Japanese American internment notice, April 1, 1942. Exclusion Order posted to direct Japanese Americans living in the first San Francisco section to evacuate. • Photo by U.S. Department of the Interior

A federal grant that funds the preservation of WWII Japanese American incarceration history will be funded in 2018, NBC News reports — but Trump’s budget omits funding for the program beyond that year. The future of $17 million dollars originally appropriated for the lifetime of the grant is uncertain.

The federal budget passed on March 22 includes funding for the Japanese American Confinement Sites (JACS) Grants Program for 2018. The JACS grant was established in 2006 with bipartisan support. Since appropriations began in 2009, the grant has provided $21 million in funding for 185 projects preserving, interpreting and educating people about WWII Japanese American incarceration history in 20 states and Washington, D.C. Locally, it’s helped fund projects from Densho, the Bainbridge Island Japanese American Exclusion Memorial Association, and the Wing Luke Museum.

Earlier in March, Secretary of the Interior Ryan Zinke was criticized by members of Congress as flippant and racially insensitive when he responded to a question about the grant from Rep. Colleen Hanabusa, D-Hawaii with “konnichiwa” before answering her question.

As the International Examiner reported earlier in March, advocates fear losing the grant money would jeopardize efforts to preserve Japanese American incarceration history.

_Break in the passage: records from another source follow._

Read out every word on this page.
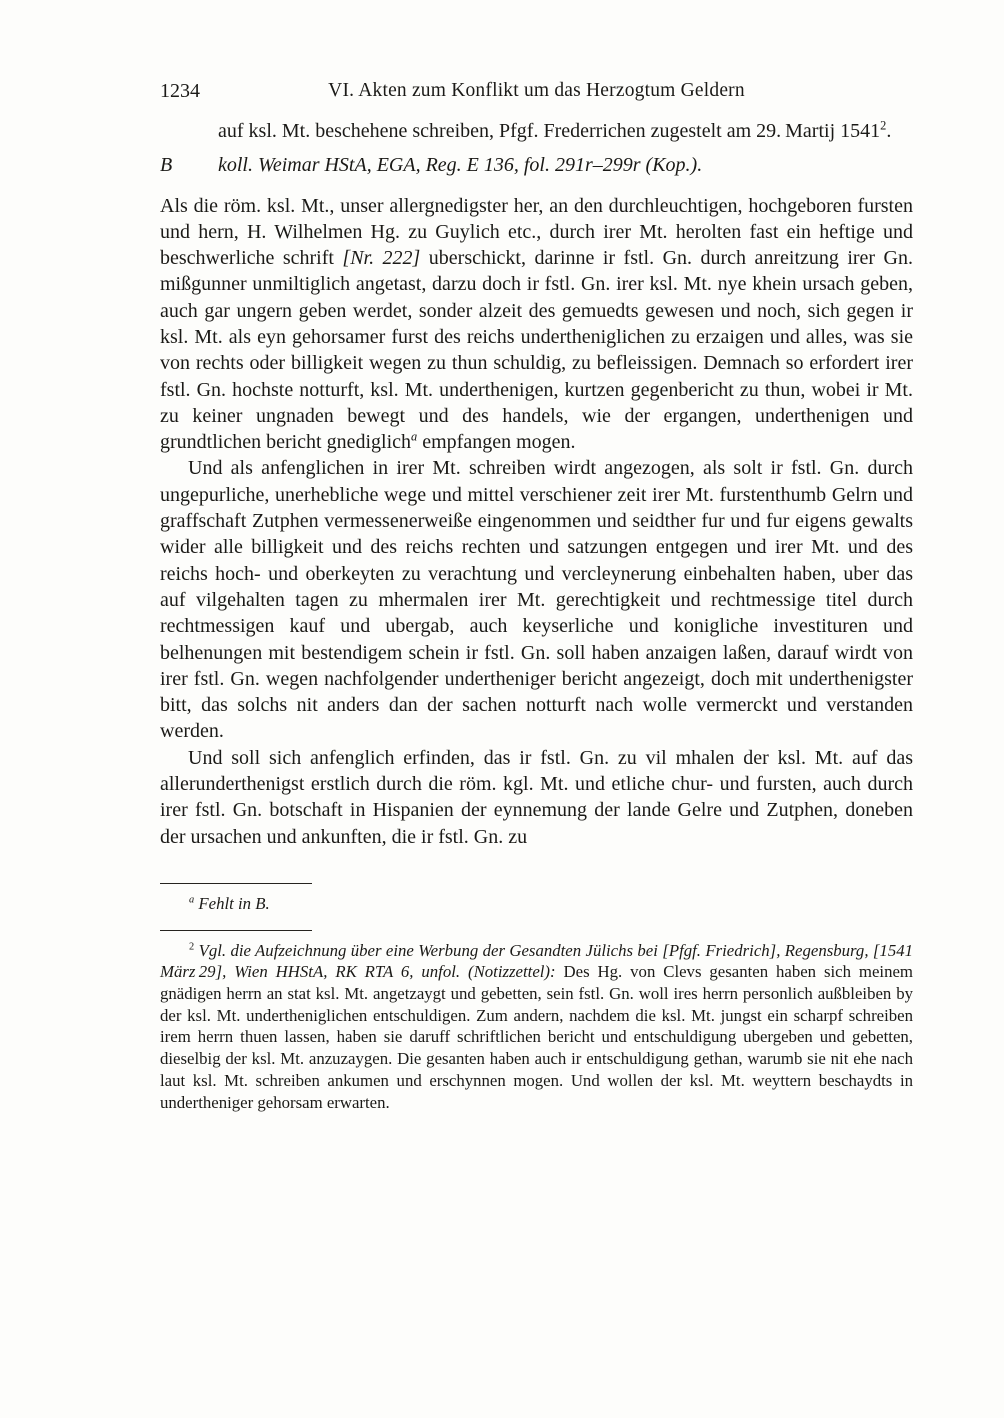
1234	VI. Akten zum Konflikt um das Herzogtum Geldern

auf ksl. Mt. beschehene schreiben, Pfgf. Frederrichen zugestelt am 29. Martij 1541$^2$.

B koll. Weimar HStA, EGA, Reg. E 136, fol. 291r–299r (Kop.).

Als die röm. ksl. Mt., unser allergnedigster her, an den durchleuchtigen, hochgeboren fursten und hern, H. Wilhelmen Hg. zu Guylich etc., durch irer Mt. herolten fast ein heftige und beschwerliche schrift [Nr. 222] uberschickt, darinne ir fstl. Gn. durch anreitzung irer Gn. mißgunner unmiltiglich angetast, darzu doch ir fstl. Gn. irer ksl. Mt. nye khein ursach geben, auch gar ungern geben werdet, sonder alzeit des gemuedts gewesen und noch, sich gegen ir ksl. Mt. als eyn gehorsamer furst des reichs undertheniglichen zu erzaigen und alles, was sie von rechts oder billigkeit wegen zu thun schuldig, zu befleissigen. Demnach so erfordert irer fstl. Gn. hochste notturft, ksl. Mt. underthenigen, kurtzen gegenbericht zu thun, wobei ir Mt. zu keiner ungnaden bewegt und des handels, wie der ergangen, underthenigen und grundtlichen bericht gnediglich$^a$ empfangen mogen.

Und als anfenglichen in irer Mt. schreiben wirdt angezogen, als solt ir fstl. Gn. durch ungepurliche, unerhebliche wege und mittel verschiener zeit irer Mt. furstenthumb Gelrn und graffschaft Zutphen vermessenerweiße eingenommen und seidther fur und fur eigens gewalts wider alle billigkeit und des reichs rechten und satzungen entgegen und irer Mt. und des reichs hoch- und oberkeyten zu verachtung und vercleynerung einbehalten haben, uber das auf vilgehalten tagen zu mhermalen irer Mt. gerechtigkeit und rechtmessige titel durch rechtmessigen kauf und ubergab, auch keyserliche und konigliche investituren und belhenungen mit bestendigem schein ir fstl. Gn. soll haben anzaigen laßen, darauf wirdt von irer fstl. Gn. wegen nachfolgender undertheniger bericht angezeigt, doch mit underthenigster bitt, das solchs nit anders dan der sachen notturft nach wolle vermerckt und verstanden werden.

Und soll sich anfenglich erfinden, das ir fstl. Gn. zu vil mhalen der ksl. Mt. auf das allerunderthenigst erstlich durch die röm. kgl. Mt. und etliche chur- und fursten, auch durch irer fstl. Gn. botschaft in Hispanien der eynnemung der lande Gelre und Zutphen, doneben der ursachen und ankunften, die ir fstl. Gn. zu

$^a$ Fehlt in B.

$^2$ Vgl. die Aufzeichnung über eine Werbung der Gesandten Jülichs bei [Pfgf. Friedrich], Regensburg, [1541 März 29], Wien HHStA, RK RTA 6, unfol. (Notizzettel): Des Hg. von Clevs gesanten haben sich meinem gnädigen herrn an stat ksl. Mt. angetzaygt und gebetten, sein fstl. Gn. woll ires herrn personlich außbleiben by der ksl. Mt. undertheniglichen entschuldigen. Zum andern, nachdem die ksl. Mt. jungst ein scharpf schreiben irem herrn thuen lassen, haben sie daruff schriftlichen bericht und entschuldigung ubergeben und gebetten, dieselbig der ksl. Mt. anzuzaygen. Die gesanten haben auch ir entschuldigung gethan, warumb sie nit ehe nach laut ksl. Mt. schreiben ankumen und erschynnen mogen. Und wollen der ksl. Mt. weyttern beschaydts in undertheniger gehorsam erwarten.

“This happened to us, and the language that’s being used today is very similar to what ultimately led to our incarceration,” Satsuki Ina, a psychotherapist and documentary filmmaker who was born in 1944 at Tule Lake camp and whose work explores the effects of incarceration on the mental health of Japanese American families, told the International Examiner earlier in March. “If the story of the Japanese Americans could be taught in the schools and public places where people could come and visit and see for themselves, it will educate people to keep it from happening again, to realize that we’re edging towards another dangerous violation of civil rights.”